Whoosh 0.3 release notes

  • Major improvements to reading/writing of postings and query performance.

  • Changed default post limit (run size) from 4 MB to 32 MB.

  • Finished migrating backend-specific code into `` whoosh.filedb`` package.

  • Moved formats from whoosh.fields module into new whoosh.formats module.

  • DocReader and TermReader classes combined into new IndexReader interface. You can get an IndexReader implementation by calling Index.reader(). Searcher is now a wrapper around an IndexReader.

  • Range query object changed, with new signature and new syntax in the default query parser. Now you can use [start TO end] in the query parser for an inclusive range, and {start TO end} for an exclusive range. You can also mix the delimiters, for example [start TO end} for a range with an inclusive start but exclusive end term.

  • Added experimental DATETIME field type lets you pass a datetime.datetime object as a field value to add_document:

    from whoosh.fields import Schema, ID, DATETIME
    from whoosh.filedb.filestore import RamStorage
    from datetime import datetime
    
    schema = Schema(id=ID, date=DATETIME)
    storage = RamStorage()
    ix = storage.create_index(schema)
    w = ix.writer()
    w.add_document(id=u"A", date=datetime.now())
    w.close()
    

    Internally, the DATETIME field indexes the datetime object as text using the format (4 digit year + 2 digit month + 2 digit day + ‘T’ + 2 digit hour + 2 digit minute + 2 digit second + 6 digit microsecond), for example 20090817T160203109000.

  • The default query parser now lets you use quoted strings in prefix and range queries, e.g. ["2009-05" TO "2009-12"], "alfa/bravo"*, making it easier to work with terms containing special characters.

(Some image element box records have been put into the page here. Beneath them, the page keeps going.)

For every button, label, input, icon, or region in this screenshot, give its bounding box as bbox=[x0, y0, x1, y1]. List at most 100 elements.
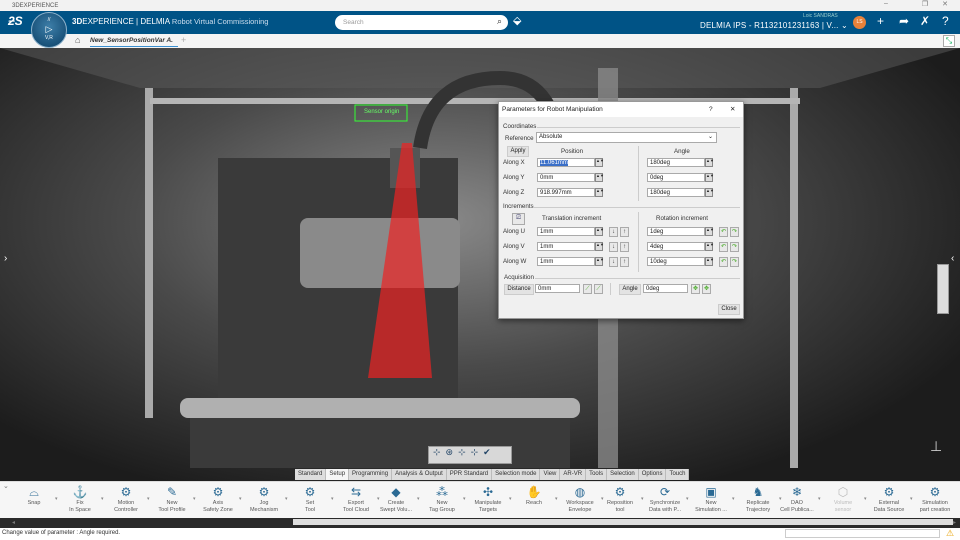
minimize-button[interactable]: – bbox=[877, 0, 895, 7]
rotate-plus-icon[interactable]: ↷ bbox=[730, 242, 739, 252]
spinner[interactable]: ▲▼ bbox=[595, 173, 604, 182]
spinner[interactable]: ▲▼ bbox=[595, 188, 604, 197]
tool-reach[interactable]: ✋ Reach bbox=[511, 485, 557, 507]
rotate-minus-icon[interactable]: ↶ bbox=[719, 227, 728, 237]
angle-field[interactable]: 0deg bbox=[647, 173, 705, 182]
angle-field[interactable]: 180deg bbox=[647, 188, 705, 197]
rotation-increment-field[interactable]: 10deg bbox=[647, 257, 705, 266]
tool-fix-in-space[interactable]: ⚓ Fix In Space bbox=[57, 485, 103, 514]
translation-increment-field[interactable]: 1mm bbox=[537, 242, 595, 251]
tab-setup[interactable]: Setup bbox=[326, 469, 350, 480]
angle-field[interactable]: 180deg bbox=[647, 158, 705, 167]
add-icon[interactable]: + bbox=[877, 14, 884, 28]
tab-tools[interactable]: Tools bbox=[586, 469, 608, 480]
acquire-angle-alt-icon[interactable]: ✥ bbox=[702, 284, 711, 294]
translate-minus-icon[interactable]: ↓ bbox=[609, 227, 618, 237]
tab-view[interactable]: View bbox=[540, 469, 561, 480]
acquire-distance-icon[interactable]: ⟋ bbox=[583, 284, 592, 294]
tool-simulation-part-creation[interactable]: ⚙ Simulation part creation bbox=[912, 485, 958, 514]
translate-minus-icon[interactable]: ↓ bbox=[609, 242, 618, 252]
translate-minus-icon[interactable]: ↓ bbox=[609, 257, 618, 267]
tool-set-tool[interactable]: ⚙ Set Tool bbox=[287, 485, 333, 514]
3d-viewport[interactable]: Sensor origin › ‹ ⊹⊛⊹⊹✔ ⊥ bbox=[0, 48, 960, 481]
command-input[interactable] bbox=[785, 529, 940, 538]
scroll-right-icon[interactable]: ▸ bbox=[953, 519, 956, 526]
tool-axis-safety-zone[interactable]: ⚙ Axis Safety Zone bbox=[195, 485, 241, 514]
toolbar-scrollbar[interactable] bbox=[293, 519, 953, 525]
acquire-distance-alt-icon[interactable]: ⟋ bbox=[594, 284, 603, 294]
spinner[interactable]: ▲▼ bbox=[705, 242, 714, 251]
rotation-increment-field[interactable]: 1deg bbox=[647, 227, 705, 236]
reset-increments-icon[interactable]: ⎚ bbox=[512, 213, 525, 225]
translation-increment-field[interactable]: 1mm bbox=[537, 257, 595, 266]
tool-jog-mechanism[interactable]: ⚙ Jog Mechanism bbox=[241, 485, 287, 514]
ds-logo[interactable]: ƻS bbox=[8, 14, 23, 28]
sensor-origin-label[interactable]: Sensor origin bbox=[364, 109, 399, 115]
close-window-button[interactable]: ✕ bbox=[936, 0, 954, 8]
acquire-angle-icon[interactable]: ✥ bbox=[691, 284, 700, 294]
angle-button[interactable]: Angle bbox=[619, 284, 641, 295]
tool-external-data-source[interactable]: ⚙ External Data Source bbox=[866, 485, 912, 514]
translate-plus-icon[interactable]: ↑ bbox=[620, 227, 629, 237]
tool-new-tool-profile[interactable]: ✎ New Tool Profile bbox=[149, 485, 195, 514]
warning-icon[interactable]: ⚠ bbox=[946, 528, 954, 539]
spinner[interactable]: ▲▼ bbox=[705, 158, 714, 167]
translate-plus-icon[interactable]: ↑ bbox=[620, 257, 629, 267]
add-tab-button[interactable]: + bbox=[181, 35, 186, 45]
share-icon[interactable]: ➦ bbox=[899, 14, 909, 28]
distance-field[interactable]: 0mm bbox=[535, 284, 580, 293]
tool-reposition-tool[interactable]: ⚙ Reposition tool bbox=[597, 485, 643, 514]
spinner[interactable]: ▲▼ bbox=[705, 173, 714, 182]
rotation-increment-field[interactable]: 4deg bbox=[647, 242, 705, 251]
tool-manipulate-targets[interactable]: ✣ Manipulate Targets bbox=[465, 485, 511, 514]
search-input[interactable]: Search ⌕ bbox=[335, 15, 508, 30]
rotate-plus-icon[interactable]: ↷ bbox=[730, 257, 739, 267]
tool-volume-sensor[interactable]: ⬡ Volume sensor bbox=[820, 485, 866, 514]
tab-selection[interactable]: Selection bbox=[607, 469, 639, 480]
restore-button[interactable]: ❐ bbox=[916, 0, 934, 8]
right-panel-arrow-icon[interactable]: ‹ bbox=[951, 253, 954, 264]
play-icon[interactable]: ▷ bbox=[32, 24, 66, 35]
avatar[interactable]: LS bbox=[853, 16, 866, 29]
distance-button[interactable]: Distance bbox=[504, 284, 534, 295]
tab-programming[interactable]: Programming bbox=[349, 469, 393, 480]
rotate-minus-icon[interactable]: ↶ bbox=[719, 257, 728, 267]
tab-selection-mode[interactable]: Selection mode bbox=[492, 469, 541, 480]
tool-motion-controller[interactable]: ⚙ Motion Controller bbox=[103, 485, 149, 514]
tab-document[interactable]: New_SensorPositionVar A. bbox=[90, 37, 178, 47]
manipulation-toolbar[interactable]: ⊹⊛⊹⊹✔ bbox=[428, 446, 512, 464]
angle-acquisition-field[interactable]: 0deg bbox=[643, 284, 688, 293]
tab-ppr-standard[interactable]: PPR Standard bbox=[447, 469, 493, 480]
compass-widget[interactable]: // ▷ V,R bbox=[31, 12, 67, 48]
rotate-plus-icon[interactable]: ↷ bbox=[730, 227, 739, 237]
help-icon[interactable]: ? bbox=[942, 14, 949, 28]
toolbar-collapse-icon[interactable]: ⌄ bbox=[3, 482, 9, 490]
tag-icon[interactable]: ⬙ bbox=[513, 14, 521, 27]
close-button[interactable]: Close bbox=[718, 304, 740, 315]
position-field[interactable]: 918.997mm bbox=[537, 188, 595, 197]
tool-synchronize-data-with-p-[interactable]: ⟳ Synchronize Data with P... bbox=[642, 485, 688, 514]
tools-icon[interactable]: ✗ bbox=[920, 14, 930, 28]
tab-standard[interactable]: Standard bbox=[295, 469, 327, 480]
tool-dao-cell-publica-[interactable]: ❄ DAO Cell Publica... bbox=[774, 485, 820, 514]
reference-select[interactable]: Absolute ⌄ bbox=[536, 132, 717, 143]
rotate-minus-icon[interactable]: ↶ bbox=[719, 242, 728, 252]
tool-snap[interactable]: ⌓ Snap bbox=[11, 485, 57, 507]
tab-options[interactable]: Options bbox=[639, 469, 667, 480]
tool-new-tag-group[interactable]: ⁂ New Tag Group bbox=[419, 485, 465, 514]
spinner[interactable]: ▲▼ bbox=[595, 242, 604, 251]
spinner[interactable]: ▲▼ bbox=[595, 158, 604, 167]
home-icon[interactable]: ⌂ bbox=[75, 35, 80, 45]
spinner[interactable]: ▲▼ bbox=[705, 188, 714, 197]
spinner[interactable]: ▲▼ bbox=[595, 227, 604, 236]
close-dialog-button[interactable]: ✕ bbox=[730, 105, 735, 113]
view-tools-panel[interactable] bbox=[937, 264, 949, 314]
spinner[interactable]: ▲▼ bbox=[705, 257, 714, 266]
spinner[interactable]: ▲▼ bbox=[595, 257, 604, 266]
tab-ar-vr[interactable]: AR-VR bbox=[560, 469, 587, 480]
position-field[interactable]: 11.061mm bbox=[537, 158, 595, 167]
collapse-icon[interactable]: ⤡ bbox=[943, 35, 955, 47]
tab-analysis-output[interactable]: Analysis & Output bbox=[392, 469, 447, 480]
search-icon[interactable]: ⌕ bbox=[497, 16, 502, 27]
left-panel-arrow-icon[interactable]: › bbox=[4, 253, 7, 264]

  • DocReader.vector_as(docnum, fieldid, astype) is now IndexReader.vector_as(astype, docnum, fieldid) (i.e. the astype argument has moved from the last to the first argument), e.g. v = ixreader.vector_as("frequency", 102, "content").

  • Added whoosh.support.charset for translating Sphinx charset table files.

  • Added whoosh.analysis.CharsetTokenizer and CharsetFilter to enable case and accent folding.

  • Added experimental `` whoosh.ramdb`` in-memory backend.

  • Added experimental `` whoosh.query.FuzzyTerm`` query type.

  • Added `` whoosh.lang.wordnet`` module containing Thesaurus object for using WordNet synonym database.